We can basically sum up the ending of A Clash of Kings in three simple words: to be continued. Martin originally envisioned the A Song of Ice and Fire series as a trilogy, making A Clash of Kings the middle chapter in a longer story. As such, none of the conflicts are resolved, and no characters' personal stories reach their conclusion. Well, except for Renly's because that guy is totally dead.
Let's quickly recount where everybody stands by the end of the novel:
- Jon joins the Wildlings as a double agent after killing Qhorin Halfhand. He is being brought to their camp to meet the King-Beyond-the-Wall Mance Rayder—the guy the Night's Watch has been looking for all this time.
- Tyrion is heinously injured by Ser Mandon Moore, and he's sure his sister, Cersei, put the hit on him. He has also been stripped of his powers as Hand of the King since his father, Tywin, has taken on the job.
- Daenerys is sailing back to Pentos at the request of Magister Illyrio. She is no closer to claiming the Iron Throne than she was at the novel's beginning, but at least she has some ships now.
- Catelyn Stark stays in Riverrun and receives word that her sons Bran and Rickon are dead. Believing them, she goes to have a chat with Jaime Lannister, and the conversation ends with her borrowing a sword from Brienne.
- Arya Stark's layover at Harrenhal comes to an end, and she continues to search for her family. She heads for Riverrun.
- Sansa Stark is still in King's Landing and hating it. Ser Dontos promises to help her escape on the day of Joffrey and Margaery's wedding day and gives her a hair net with amethyst jewels.
- Theon Greyjoy is knocked out cold by Ramsay Snow. What becomes of him is unknown, although it seems likely Ramsay either captured or killed him.

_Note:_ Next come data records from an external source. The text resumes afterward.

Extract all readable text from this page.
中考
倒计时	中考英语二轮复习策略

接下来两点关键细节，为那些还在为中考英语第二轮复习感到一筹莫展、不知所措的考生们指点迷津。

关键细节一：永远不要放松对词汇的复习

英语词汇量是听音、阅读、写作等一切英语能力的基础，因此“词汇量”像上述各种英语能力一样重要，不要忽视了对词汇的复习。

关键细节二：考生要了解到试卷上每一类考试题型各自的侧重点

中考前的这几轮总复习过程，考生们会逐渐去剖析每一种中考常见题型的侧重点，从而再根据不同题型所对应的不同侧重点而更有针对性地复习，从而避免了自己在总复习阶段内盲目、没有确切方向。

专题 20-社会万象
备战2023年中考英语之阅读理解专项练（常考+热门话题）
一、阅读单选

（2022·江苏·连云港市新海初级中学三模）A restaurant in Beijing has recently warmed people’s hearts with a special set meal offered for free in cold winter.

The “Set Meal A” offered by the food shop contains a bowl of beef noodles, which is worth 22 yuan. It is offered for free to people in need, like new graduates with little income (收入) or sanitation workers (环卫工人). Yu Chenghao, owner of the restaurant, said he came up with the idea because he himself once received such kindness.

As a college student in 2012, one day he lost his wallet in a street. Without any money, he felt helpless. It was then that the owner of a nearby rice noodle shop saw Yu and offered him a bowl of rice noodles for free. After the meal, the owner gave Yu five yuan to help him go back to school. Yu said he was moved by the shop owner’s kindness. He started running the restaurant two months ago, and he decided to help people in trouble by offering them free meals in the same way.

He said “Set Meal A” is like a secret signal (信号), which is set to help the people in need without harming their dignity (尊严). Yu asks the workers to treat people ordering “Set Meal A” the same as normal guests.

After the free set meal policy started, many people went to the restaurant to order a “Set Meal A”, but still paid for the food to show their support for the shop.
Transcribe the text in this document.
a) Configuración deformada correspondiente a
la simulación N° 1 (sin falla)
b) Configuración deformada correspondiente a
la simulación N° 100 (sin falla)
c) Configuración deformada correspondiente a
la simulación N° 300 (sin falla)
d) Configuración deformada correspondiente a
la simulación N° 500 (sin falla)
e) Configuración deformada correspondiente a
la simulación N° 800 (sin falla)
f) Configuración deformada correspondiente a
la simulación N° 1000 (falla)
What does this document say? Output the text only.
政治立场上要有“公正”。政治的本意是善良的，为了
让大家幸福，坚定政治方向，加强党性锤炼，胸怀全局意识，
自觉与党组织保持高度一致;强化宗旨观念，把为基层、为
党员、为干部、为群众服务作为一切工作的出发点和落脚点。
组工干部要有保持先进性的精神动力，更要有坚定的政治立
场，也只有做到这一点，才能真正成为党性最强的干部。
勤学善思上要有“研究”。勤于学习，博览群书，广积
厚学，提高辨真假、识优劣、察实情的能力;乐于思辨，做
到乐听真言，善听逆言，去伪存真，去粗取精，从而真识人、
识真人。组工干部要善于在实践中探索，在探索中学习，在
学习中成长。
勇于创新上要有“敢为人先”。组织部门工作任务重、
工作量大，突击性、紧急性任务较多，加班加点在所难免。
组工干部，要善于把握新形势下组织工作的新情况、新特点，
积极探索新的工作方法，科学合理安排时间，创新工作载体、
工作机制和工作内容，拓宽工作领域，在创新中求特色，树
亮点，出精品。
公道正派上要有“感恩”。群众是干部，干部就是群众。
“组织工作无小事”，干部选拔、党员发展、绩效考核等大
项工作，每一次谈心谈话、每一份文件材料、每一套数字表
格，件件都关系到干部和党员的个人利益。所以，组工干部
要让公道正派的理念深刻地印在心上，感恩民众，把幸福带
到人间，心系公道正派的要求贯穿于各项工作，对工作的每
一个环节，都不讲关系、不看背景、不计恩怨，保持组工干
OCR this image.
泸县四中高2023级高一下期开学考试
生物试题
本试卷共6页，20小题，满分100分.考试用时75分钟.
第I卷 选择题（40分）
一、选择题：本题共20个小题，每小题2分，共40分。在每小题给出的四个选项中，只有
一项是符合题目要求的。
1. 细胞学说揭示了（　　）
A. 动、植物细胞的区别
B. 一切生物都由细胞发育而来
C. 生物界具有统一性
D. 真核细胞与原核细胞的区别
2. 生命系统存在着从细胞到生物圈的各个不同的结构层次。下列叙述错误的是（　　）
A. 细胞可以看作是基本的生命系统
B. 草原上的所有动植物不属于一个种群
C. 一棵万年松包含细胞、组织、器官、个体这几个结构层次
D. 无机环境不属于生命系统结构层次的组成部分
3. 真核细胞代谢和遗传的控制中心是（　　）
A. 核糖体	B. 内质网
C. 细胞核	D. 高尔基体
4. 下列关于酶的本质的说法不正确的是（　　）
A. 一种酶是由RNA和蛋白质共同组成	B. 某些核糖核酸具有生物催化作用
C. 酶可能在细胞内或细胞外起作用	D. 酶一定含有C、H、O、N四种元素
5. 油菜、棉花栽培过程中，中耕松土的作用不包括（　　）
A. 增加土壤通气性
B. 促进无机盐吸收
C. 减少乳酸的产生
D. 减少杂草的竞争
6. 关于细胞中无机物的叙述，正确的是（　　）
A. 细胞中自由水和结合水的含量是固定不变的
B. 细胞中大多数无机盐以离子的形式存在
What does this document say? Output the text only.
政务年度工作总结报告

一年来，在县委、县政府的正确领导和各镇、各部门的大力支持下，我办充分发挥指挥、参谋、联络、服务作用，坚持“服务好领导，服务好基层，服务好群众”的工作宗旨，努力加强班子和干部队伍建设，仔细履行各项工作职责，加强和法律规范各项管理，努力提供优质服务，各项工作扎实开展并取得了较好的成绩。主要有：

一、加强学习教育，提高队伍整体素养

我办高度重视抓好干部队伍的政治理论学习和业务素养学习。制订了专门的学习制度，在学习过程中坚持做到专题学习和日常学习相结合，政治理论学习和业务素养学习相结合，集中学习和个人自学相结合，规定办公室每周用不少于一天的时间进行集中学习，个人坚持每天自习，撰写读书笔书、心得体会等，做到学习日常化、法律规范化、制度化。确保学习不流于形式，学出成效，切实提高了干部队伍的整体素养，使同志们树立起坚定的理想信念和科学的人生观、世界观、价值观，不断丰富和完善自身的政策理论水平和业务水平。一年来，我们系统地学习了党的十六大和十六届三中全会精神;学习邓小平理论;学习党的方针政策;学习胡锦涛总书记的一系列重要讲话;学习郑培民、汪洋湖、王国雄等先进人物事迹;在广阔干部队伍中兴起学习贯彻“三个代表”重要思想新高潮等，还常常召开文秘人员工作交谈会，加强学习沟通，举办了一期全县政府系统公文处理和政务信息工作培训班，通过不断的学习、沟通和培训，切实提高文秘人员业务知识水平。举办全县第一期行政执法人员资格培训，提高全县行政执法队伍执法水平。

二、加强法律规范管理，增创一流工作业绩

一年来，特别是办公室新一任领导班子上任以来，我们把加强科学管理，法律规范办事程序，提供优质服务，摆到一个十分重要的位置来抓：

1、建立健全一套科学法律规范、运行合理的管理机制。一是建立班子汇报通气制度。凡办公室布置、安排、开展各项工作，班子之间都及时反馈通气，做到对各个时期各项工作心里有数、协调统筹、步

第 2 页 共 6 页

- Davos Seaworth is missing in action after being tossed off his boat during the Battle of the Blackwater. We follow the Hollywood rule of death here at Shmoop, though: If you don't see a body, then they ain't dead.
- Bran and Rickon Stark are forced to leave Winterfell after its destruction and go their separate ways to stay safe. Bran travels with Jojen, Meera, and Hodor north.
- The War of the Five Kings is now a few kings short of a full house, but it is by no means over. Stannis received a setback at the Battle of the Blackwater, but we're guessing he'll be back in some fashion soon enough. Robb Stark is still going toe-to-toe with the Lannister forces, and when we last saw Edmure Tully, he was kicking some serious butt at Riverrun.
Ultimately, the purpose of all these cliffhangers is to get you to read the third book, A Storm of Swords. Like any good television show, these endings are designed to leave you in suspense, wondering what's going to happen next. It's a huge part of the reason this books series does, in fact, make such a good television show. Its stories were designed like one.
War, What Is It Good For?
We think we can offer another reason A Clash of Kings resolves none of its many plot threads, though. One of the story's main themes is war, the War of the Five Kings to be specific, and many of the characters hope that by winning the war their problems will be fixed. Catelyn hopes that Robb winning the war will bring her family back together; Tyrion hopes to get some respect and the admiration of those around him; and Theon wants to be recognized by his father and family as a true and proper ironborn.
These are just a couple of examples from the novel of people hoping that by winning their wars everything will break their way. But just look at how these three tales play out: Catelyn's focus on Robb's war results in her losing two more members of her family; Tyrion wins the Battle of the Blackwater but loses his power in the court; and Theon takes Winterfell but comes no closer to receiving his father's love.
And this proves true not just for a couple of characters, but for the Seven Kingdoms as a whole. Consider this quote:
The smallfolk were hiding themselves behind closed shutters and barred doors as if that would keep them safe. The last time King's Landing had fallen, the Lannisters looted and raped as they pleased and put hundreds to the sword, even though the city had opened its gates. This time the Imp meant to fight, and a city that fought could expect no mercy at all. (53.Sansa.21)
For us, the key words here are "[t]he last time." War came to King's Landing in the form of Robert's Rebellion, and that happened recently enough that the people living there now still remember it. In fact, the time between the Sack of King's Landing and the Battle of the Blackwater spanned a mere fifteen years.
While the rebellion might have solved the immediate problem—the Mad King's reign—it clearly did not solve any long-term social or political issues, or you could argue the rebellion did solve them but then created entirely new ones. Either way, had war been a true solution, then King's Landing wouldn't be under attack yet again.
So perhaps the novel is suggesting that conflicts like war really don't solve the problems they set out to, whether personal, societal, or political. In the same way political maneuvering resolves nothing in the first novel, the wars and battles in the second solve nothing either—the problems just keep perpetuating, pushing into the future as new conflicts form in their way. These problems, then, are kind of perpetually to be continued themselves, just like the book's ending.
What's the answer to social discord if not politics or war? We can't say at this point in the series, and it's unlikely the novels will offer any easy answers later. The world is too messy and complicated for a simple, one-word answer like war to be truly effective.